Teaching Rebellion does just that: it teaches us why the 2006 rebellion in Oaxaca, Mexico was so impressive, and is something we can all learn from. Edited by Diana Denham and the CASA Collective, Teaching Rebellion provides an overview of the uprising in Oaxaca. It also gives numerous first-hand interviews from participants, including long-time organizers, teachers, students, housewives, religious leaders, union members, schoolchildren, indigenous community activists, artists and journalists. The diverse interviews allow some of those who led themselves in rebellion to also speak for themselves. Political art is featured throughout the book alongside excellent photographs from the uprising.
The introduction, by Diana Denham, Patrick Lincoln, and Chris Thomas, provides an overview of the rebellion to contextualize the participants’ accounts. The story of the 2006 rebellion begins with a teachers’ strike and sit-in that occupied over fifty blocks in the center of Oaxaca City, initiated on May 22, 2006, by the historically active Section 22 of the National Education Workers Union. When the government failed to respond to the teachers’ demands for more educational resources and better working conditions, thousands took to the streets demanding a trial for the hated State Governor Ulises Ruiz Ortiz, of the Institutional Revolutionary Party (PRI), believed to have gained office in 2004 through electoral fraud. Five days later, 120,000-200,000 marched and held a popular trial for Governor Ruiz. Yet, the major rebellion was still to come.

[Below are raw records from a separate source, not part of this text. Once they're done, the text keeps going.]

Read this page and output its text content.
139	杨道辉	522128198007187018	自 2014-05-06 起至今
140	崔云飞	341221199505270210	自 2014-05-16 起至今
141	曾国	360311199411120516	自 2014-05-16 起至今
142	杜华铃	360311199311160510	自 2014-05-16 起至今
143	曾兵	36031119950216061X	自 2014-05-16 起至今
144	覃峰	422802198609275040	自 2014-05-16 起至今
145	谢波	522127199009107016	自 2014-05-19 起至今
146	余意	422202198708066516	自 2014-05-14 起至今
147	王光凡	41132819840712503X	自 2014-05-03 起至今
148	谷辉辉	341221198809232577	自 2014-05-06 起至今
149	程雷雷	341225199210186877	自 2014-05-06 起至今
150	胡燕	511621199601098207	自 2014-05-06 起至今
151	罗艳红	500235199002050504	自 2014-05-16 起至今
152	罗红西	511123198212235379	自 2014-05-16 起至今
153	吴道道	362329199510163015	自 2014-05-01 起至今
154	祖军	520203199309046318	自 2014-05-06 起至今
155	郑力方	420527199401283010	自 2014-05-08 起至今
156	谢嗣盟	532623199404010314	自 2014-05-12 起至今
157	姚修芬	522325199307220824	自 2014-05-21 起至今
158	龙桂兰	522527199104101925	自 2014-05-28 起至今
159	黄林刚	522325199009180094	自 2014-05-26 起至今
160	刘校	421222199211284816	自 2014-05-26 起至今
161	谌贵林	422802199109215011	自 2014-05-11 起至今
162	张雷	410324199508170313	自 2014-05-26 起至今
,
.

On June 14, the police used teargas, firearms, and helicopters to brutally attack both the teachers’ sit-in at the city’s center and the union’s radio station—destroying their equipment and brutalizing the radio operators. This violent attack, meant to stifle the people’s resistance, backfired when the city rose in defense of the teachers. Transmission was taken up by Radio Universidad (at Universidad Autónoma Benito Juárez de Oaxaca) and thousands of supporters helped the union retake the city center that day. Two days later, 500,000 people marched through the city demanding that the federal government remove Governor Ruiz from office.